The concert had opened with Beethoven’s brief Eligischer Gesang, in which the reduced orchestra was virtually drowned out by the oversized chorus. Then Charles Bruffy, who prepares the Symphony Chorus, took to the podium to conduct the a cappellaThis Moment by Mark Hayes, a haunting, low-key piece that had already formed part of the Opening Night Concert in Helzberg Hall. With Stern back on the podium we were served Messiaen’s early work Les offrandes oubliées, whose brilliant colors and lush textures were beautifully displayed by the Helzberg acoustics. The final “The Eucarist,” was so delicately quiet that one was aware of another characteristic of the Helzberg Hall acoustic: You can hear every single cough, cell phone, paper-rustle or even throat-clearing with dazzling clarity.
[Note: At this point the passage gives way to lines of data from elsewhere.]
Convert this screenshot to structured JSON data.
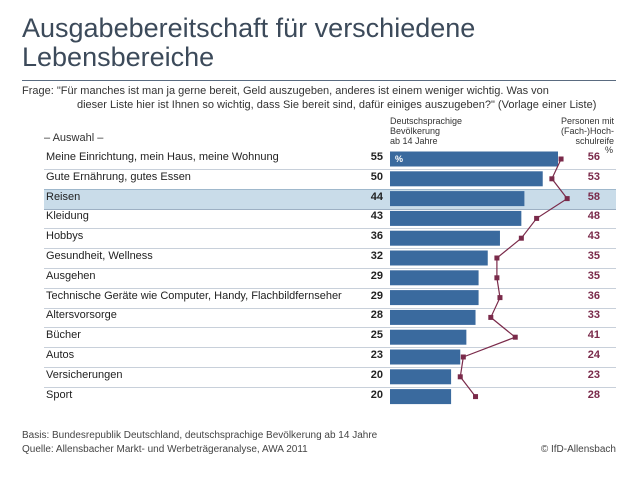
{
  "title_line1": "Ausgabebereitschaft für verschiedene",
  "title_line2": "Lebensbereiche",
  "question_line1": "Frage: \"Für manches ist man ja gerne bereit, Geld auszugeben, anderes ist einem weniger wichtig. Was von",
  "question_line2": "dieser Liste hier ist Ihnen so wichtig, dass Sie bereit sind, dafür einiges auszugeben?\" (Vorlage einer Liste)",
  "selection_label": "– Auswahl –",
  "header_left": [
    "Deutschsprachige",
    "Bevölkerung",
    "ab 14 Jahre"
  ],
  "header_right": [
    "Personen mit",
    "(Fach-)Hoch-",
    "schulreife"
  ],
  "percent_symbol": "%",
  "bar_percent_label": "%",
  "footer_basis": "Basis: Bundesrepublik Deutschland, deutschsprachige Bevölkerung ab 14 Jahre",
  "footer_source": "Quelle: Allensbacher Markt- und Werbeträgeranalyse, AWA 2011",
  "credit": "© IfD-Allensbach",
  "colors": {
    "bar": "#3a6a9e",
    "line": "#7a2a4a",
    "highlight": "#c9dce9"
  },
  "highlighted_category": "Reisen",
  "chart_data": {
    "type": "bar",
    "orientation": "horizontal",
    "categories": [
      "Meine Einrichtung, mein Haus, meine Wohnung",
      "Gute Ernährung, gutes Essen",
      "Reisen",
      "Kleidung",
      "Hobbys",
      "Gesundheit, Wellness",
      "Ausgehen",
      "Technische Geräte wie Computer, Handy, Flachbildfernseher",
      "Altersvorsorge",
      "Bücher",
      "Autos",
      "Versicherungen",
      "Sport"
    ],
    "series": [
      {
        "name": "Deutschsprachige Bevölkerung ab 14 Jahre",
        "type": "bar",
        "values": [
          55,
          50,
          44,
          43,
          36,
          32,
          29,
          29,
          28,
          25,
          23,
          20,
          20
        ]
      },
      {
        "name": "Personen mit (Fach-)Hochschulreife",
        "type": "line",
        "values": [
          56,
          53,
          58,
          48,
          43,
          35,
          35,
          36,
          33,
          41,
          24,
          23,
          28
        ]
      }
    ],
    "xlim": [
      0,
      60
    ],
    "grid": false,
    "legend": "none"
  }
}
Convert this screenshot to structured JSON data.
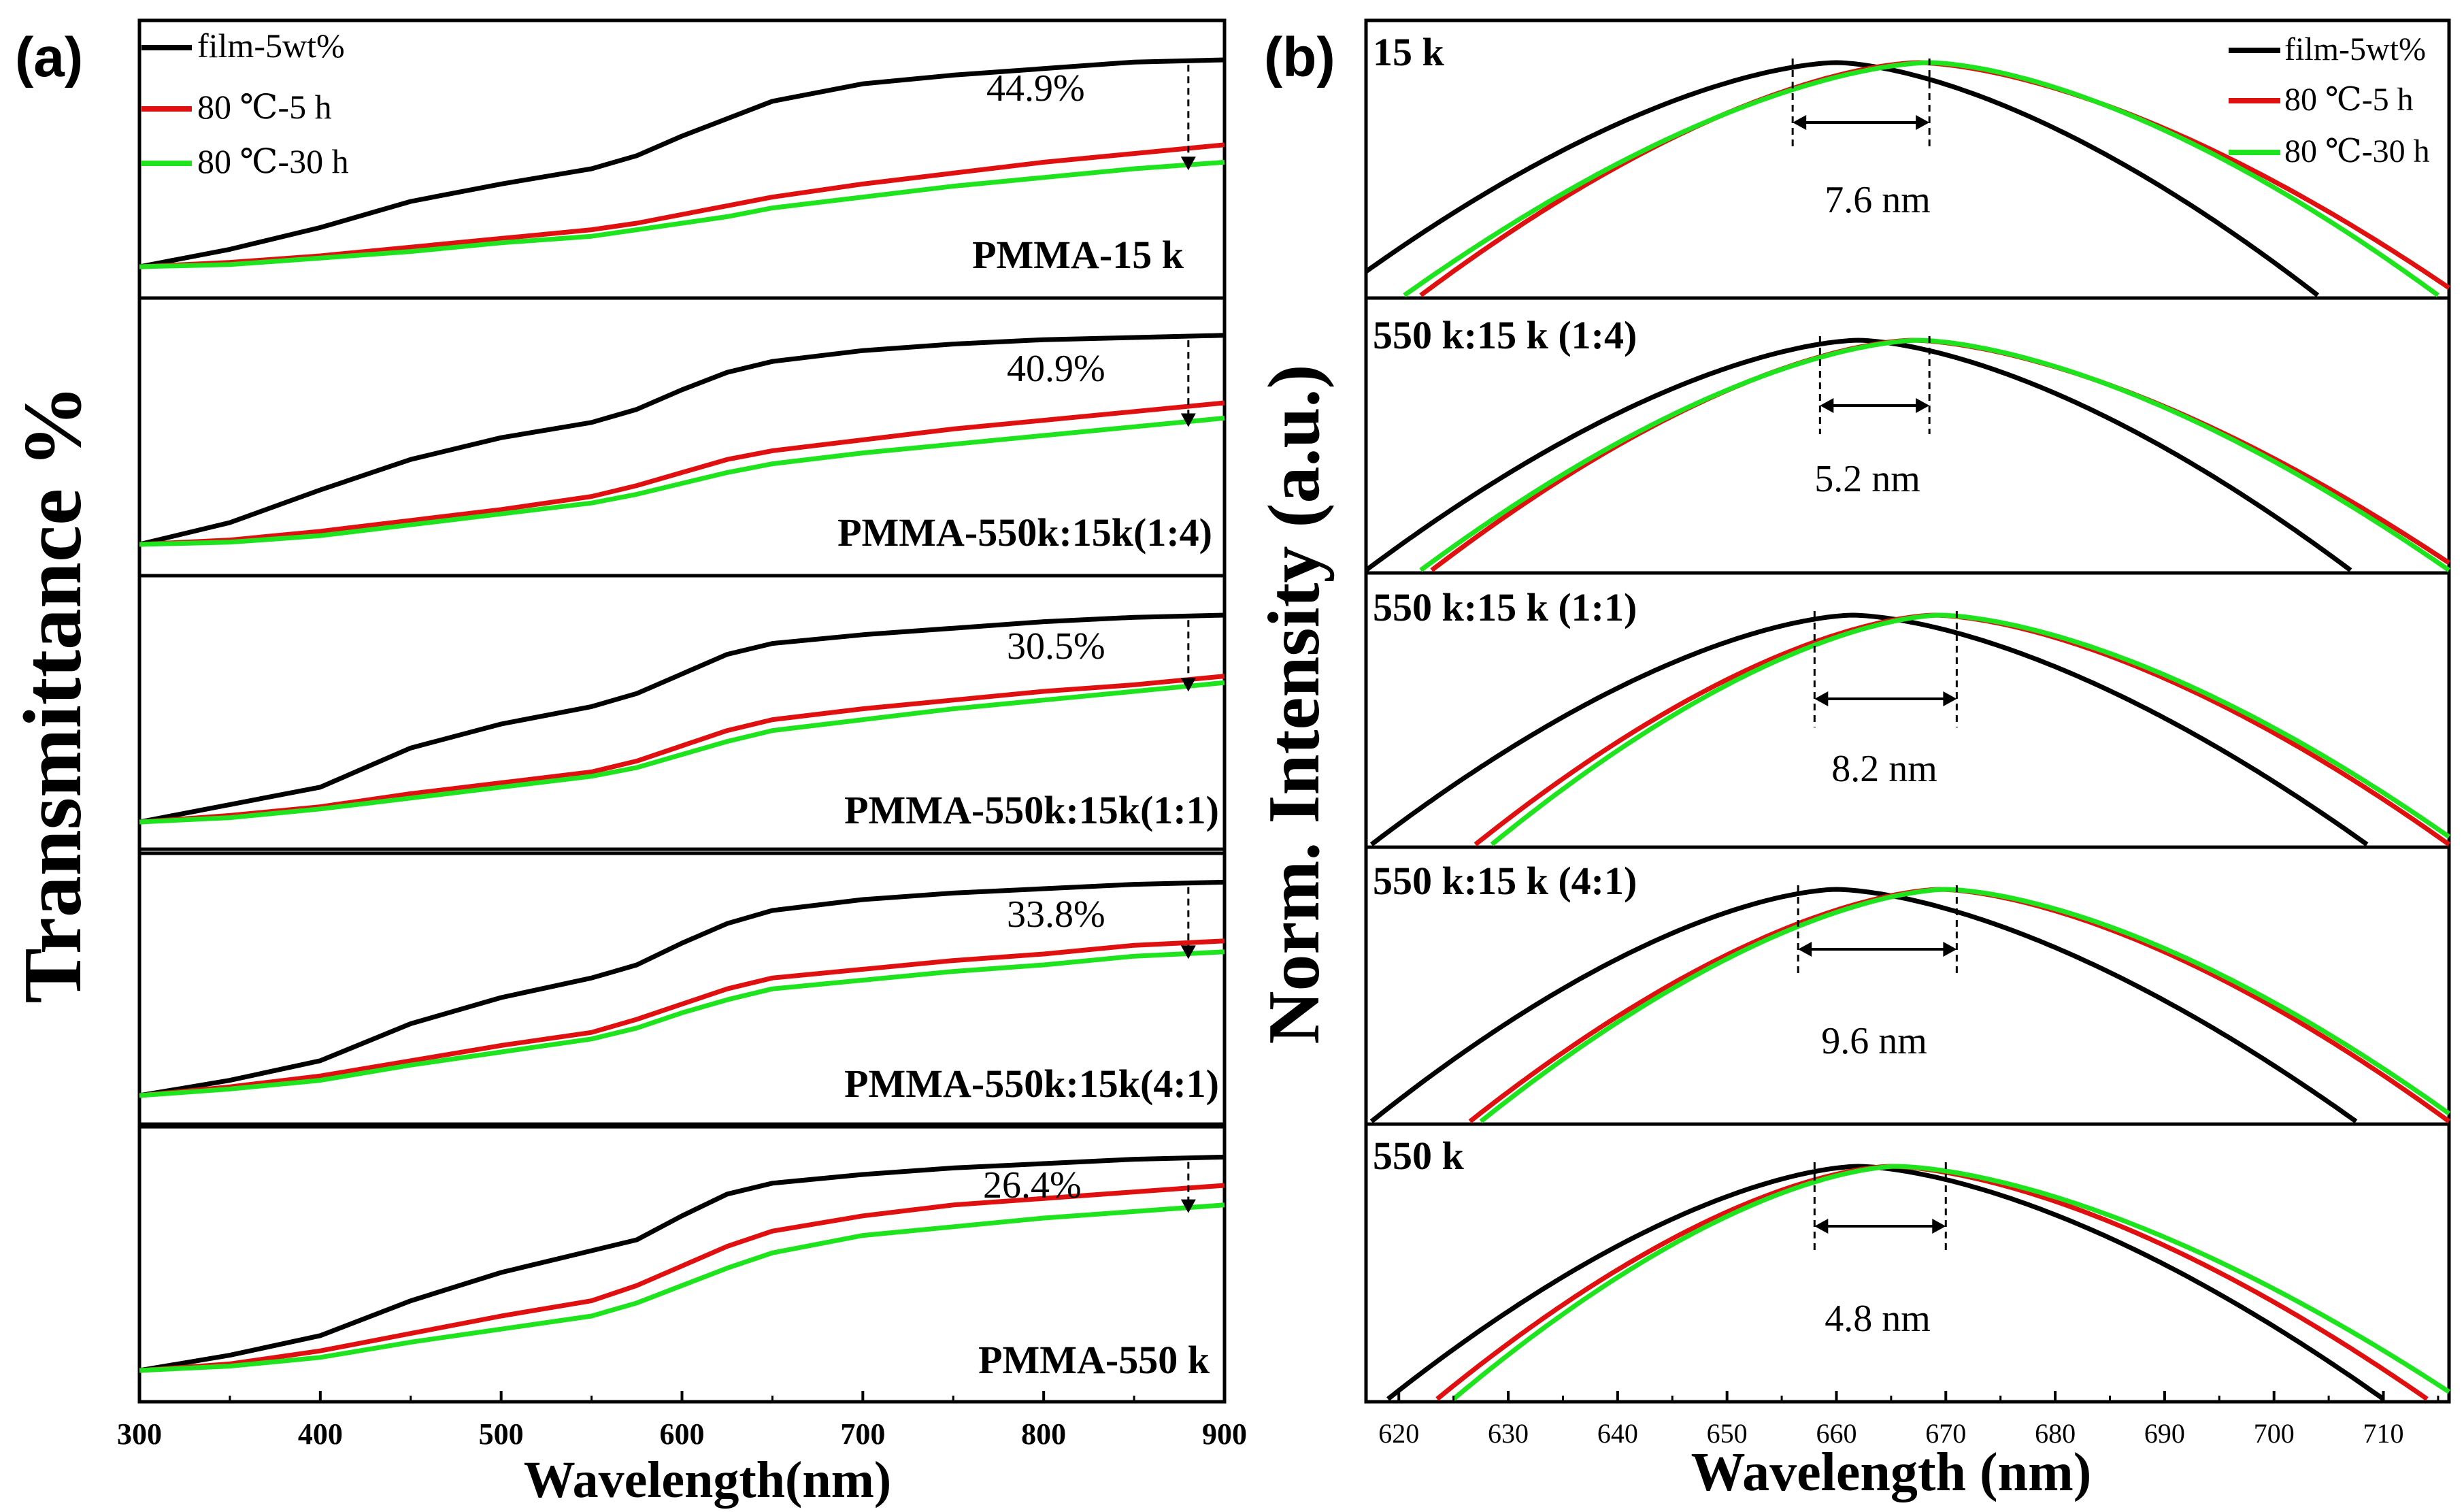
{
  "colors": {
    "film": "#000000",
    "h5": "#e01010",
    "h30": "#1ee41e",
    "axis": "#000000"
  },
  "chart_data": [
    {
      "type": "line",
      "panel_label": "(a)",
      "ylabel": "Transmittance %",
      "xlabel": "Wavelength(nm)",
      "xlim": [
        300,
        900
      ],
      "xticks": [
        "300",
        "400",
        "500",
        "600",
        "700",
        "800",
        "900"
      ],
      "legend": {
        "position": "top-left",
        "entries": [
          "film-5wt%",
          "80 ℃-5 h",
          "80 ℃-30 h"
        ]
      },
      "series_names": [
        "film-5wt%",
        "80 ℃-5 h",
        "80 ℃-30 h"
      ],
      "arrow_at_x": 880,
      "x": [
        300,
        350,
        400,
        450,
        500,
        550,
        575,
        600,
        625,
        650,
        700,
        750,
        800,
        850,
        900
      ],
      "subplots": [
        {
          "label": "PMMA-15 k",
          "drop_label": "44.9%",
          "series": [
            {
              "name": "film-5wt%",
              "values": [
                0.0,
                0.08,
                0.18,
                0.3,
                0.38,
                0.45,
                0.51,
                0.6,
                0.68,
                0.76,
                0.84,
                0.88,
                0.91,
                0.94,
                0.95
              ]
            },
            {
              "name": "80 ℃-5 h",
              "values": [
                0.0,
                0.02,
                0.05,
                0.09,
                0.13,
                0.17,
                0.2,
                0.24,
                0.28,
                0.32,
                0.38,
                0.43,
                0.48,
                0.52,
                0.56
              ]
            },
            {
              "name": "80 ℃-30 h",
              "values": [
                0.0,
                0.01,
                0.04,
                0.07,
                0.11,
                0.14,
                0.17,
                0.2,
                0.23,
                0.27,
                0.32,
                0.37,
                0.41,
                0.45,
                0.48
              ]
            }
          ]
        },
        {
          "label": "PMMA-550k:15k(1:4)",
          "drop_label": "40.9%",
          "series": [
            {
              "name": "film-5wt%",
              "values": [
                0.0,
                0.1,
                0.25,
                0.39,
                0.49,
                0.56,
                0.62,
                0.71,
                0.79,
                0.84,
                0.89,
                0.92,
                0.94,
                0.95,
                0.96
              ]
            },
            {
              "name": "80 ℃-5 h",
              "values": [
                0.0,
                0.02,
                0.06,
                0.11,
                0.16,
                0.22,
                0.27,
                0.33,
                0.39,
                0.43,
                0.48,
                0.53,
                0.57,
                0.61,
                0.65
              ]
            },
            {
              "name": "80 ℃-30 h",
              "values": [
                0.0,
                0.01,
                0.04,
                0.09,
                0.14,
                0.19,
                0.23,
                0.28,
                0.33,
                0.37,
                0.42,
                0.46,
                0.5,
                0.54,
                0.58
              ]
            }
          ]
        },
        {
          "label": "PMMA-550k:15k(1:1)",
          "drop_label": "30.5%",
          "series": [
            {
              "name": "film-5wt%",
              "values": [
                0.0,
                0.08,
                0.16,
                0.34,
                0.45,
                0.53,
                0.59,
                0.68,
                0.77,
                0.82,
                0.86,
                0.89,
                0.92,
                0.94,
                0.95
              ]
            },
            {
              "name": "80 ℃-5 h",
              "values": [
                0.0,
                0.03,
                0.07,
                0.13,
                0.18,
                0.23,
                0.28,
                0.35,
                0.42,
                0.47,
                0.52,
                0.56,
                0.6,
                0.63,
                0.67
              ]
            },
            {
              "name": "80 ℃-30 h",
              "values": [
                0.0,
                0.02,
                0.06,
                0.11,
                0.16,
                0.21,
                0.25,
                0.31,
                0.37,
                0.42,
                0.47,
                0.52,
                0.56,
                0.6,
                0.64
              ]
            }
          ]
        },
        {
          "label": "PMMA-550k:15k(4:1)",
          "drop_label": "33.8%",
          "series": [
            {
              "name": "film-5wt%",
              "values": [
                0.0,
                0.07,
                0.16,
                0.33,
                0.45,
                0.54,
                0.6,
                0.7,
                0.79,
                0.85,
                0.9,
                0.93,
                0.95,
                0.97,
                0.98
              ]
            },
            {
              "name": "80 ℃-5 h",
              "values": [
                0.0,
                0.04,
                0.09,
                0.16,
                0.23,
                0.29,
                0.35,
                0.42,
                0.49,
                0.54,
                0.58,
                0.62,
                0.65,
                0.69,
                0.71
              ]
            },
            {
              "name": "80 ℃-30 h",
              "values": [
                0.0,
                0.03,
                0.07,
                0.14,
                0.2,
                0.26,
                0.31,
                0.38,
                0.44,
                0.49,
                0.53,
                0.57,
                0.6,
                0.64,
                0.66
              ]
            }
          ]
        },
        {
          "label": "PMMA-550 k",
          "drop_label": "26.4%",
          "series": [
            {
              "name": "film-5wt%",
              "values": [
                0.0,
                0.07,
                0.16,
                0.32,
                0.45,
                0.55,
                0.6,
                0.71,
                0.81,
                0.86,
                0.9,
                0.93,
                0.95,
                0.97,
                0.98
              ]
            },
            {
              "name": "80 ℃-5 h",
              "values": [
                0.0,
                0.03,
                0.09,
                0.17,
                0.25,
                0.32,
                0.39,
                0.48,
                0.57,
                0.64,
                0.71,
                0.76,
                0.79,
                0.82,
                0.85
              ]
            },
            {
              "name": "80 ℃-30 h",
              "values": [
                0.0,
                0.02,
                0.06,
                0.13,
                0.19,
                0.25,
                0.31,
                0.39,
                0.47,
                0.54,
                0.62,
                0.66,
                0.7,
                0.73,
                0.76
              ]
            }
          ]
        }
      ]
    },
    {
      "type": "line",
      "panel_label": "(b)",
      "ylabel": "Norm. Intensity (a.u.)",
      "xlabel": "Wavelength (nm)",
      "xlim": [
        617,
        716
      ],
      "xticks": [
        "620",
        "630",
        "640",
        "650",
        "660",
        "670",
        "680",
        "690",
        "700",
        "710"
      ],
      "legend": {
        "position": "top-right",
        "entries": [
          "film-5wt%",
          "80 ℃-5 h",
          "80 ℃-30 h"
        ]
      },
      "series_names": [
        "film-5wt%",
        "80 ℃-5 h",
        "80 ℃-30 h"
      ],
      "subplots": [
        {
          "label": "15 k",
          "shift_label": "7.6 nm",
          "shift_from": 656.0,
          "shift_to": 668.5,
          "series": [
            {
              "name": "film-5wt%",
              "peak": 660.0,
              "left_end": 614,
              "right_end": 704
            },
            {
              "name": "80 ℃-5 h",
              "peak": 667.5,
              "left_end": 622,
              "right_end": 717
            },
            {
              "name": "80 ℃-30 h",
              "peak": 668.5,
              "left_end": 620.5,
              "right_end": 715
            }
          ]
        },
        {
          "label": "550 k:15 k (1:4)",
          "shift_label": "5.2 nm",
          "shift_from": 658.5,
          "shift_to": 668.5,
          "series": [
            {
              "name": "film-5wt%",
              "peak": 662.0,
              "left_end": 617,
              "right_end": 707
            },
            {
              "name": "80 ℃-5 h",
              "peak": 667.0,
              "left_end": 623,
              "right_end": 717
            },
            {
              "name": "80 ℃-30 h",
              "peak": 667.5,
              "left_end": 622,
              "right_end": 716
            }
          ]
        },
        {
          "label": "550 k:15 k (1:1)",
          "shift_label": "8.2 nm",
          "shift_from": 658.0,
          "shift_to": 671.0,
          "series": [
            {
              "name": "film-5wt%",
              "peak": 661.5,
              "left_end": 617.5,
              "right_end": 708.5
            },
            {
              "name": "80 ℃-5 h",
              "peak": 669.0,
              "left_end": 627,
              "right_end": 716
            },
            {
              "name": "80 ℃-30 h",
              "peak": 669.5,
              "left_end": 628.5,
              "right_end": 717
            }
          ]
        },
        {
          "label": "550 k:15 k (4:1)",
          "shift_label": "9.6 nm",
          "shift_from": 656.5,
          "shift_to": 671.0,
          "series": [
            {
              "name": "film-5wt%",
              "peak": 660.0,
              "left_end": 617.5,
              "right_end": 707.5
            },
            {
              "name": "80 ℃-5 h",
              "peak": 669.5,
              "left_end": 626.5,
              "right_end": 716
            },
            {
              "name": "80 ℃-30 h",
              "peak": 670.0,
              "left_end": 627.5,
              "right_end": 717
            }
          ]
        },
        {
          "label": "550 k",
          "shift_label": "4.8 nm",
          "shift_from": 658.0,
          "shift_to": 670.0,
          "series": [
            {
              "name": "film-5wt%",
              "peak": 662.0,
              "left_end": 619,
              "right_end": 710
            },
            {
              "name": "80 ℃-5 h",
              "peak": 665.0,
              "left_end": 623.5,
              "right_end": 714
            },
            {
              "name": "80 ℃-30 h",
              "peak": 665.5,
              "left_end": 625,
              "right_end": 717
            }
          ]
        }
      ]
    }
  ]
}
Yasmina Reza’s God of Carnage is like an 85-minute downhill train ride to hell. This coproduction of the Unicorn Theatre with the KC Actors Theatre is an engaging and funny tour de force and a brilliant vehicle for four of Kansas City’s most beloved actors. “Michael, this is going to end badly,” says Veronica Novak (Cinnamon Schultz) to her husband (Brian Paulette) at one point, and we know she’s talking not just about the situation at hand but the play itself. The situation: Two couples gather in a fashionable New York living room (the scenic design by Jordan Jonata is perfect, complete with oh-so white tulips and ostentatiously “modern” paintings) to discuss a fight their 11-year-old sons have had, in which one has knocked out two teeth of the other with a stick. What begins as a civil, adult discussion descends into barely controlled chaos. Alan Raleigh (John Rensenhouse) is a hoity-toity lawyer who flails about the room talking incessantly on his cell phone, driving everyone else nuts. His wife, Annette (Melinda McCrary) ultimately admits that this behavior has poisoned their marriage, and things just keep getting worse and worse. All four players were stalwart, with McCrary the standout, as her droll, snooty character gradually descends into the maelstrom. Mark Robbins’ direction is full of stealth: Reza’s play is like time bomb ticking, and after a couple of hilarious surprises along the way, we expect some gigantic explosion at the end. Oddly, it doesn’t come. Instead the action just sort of peters out – making us wonder whether we have really traveled anywhere at all. Perhaps that’s the point, really.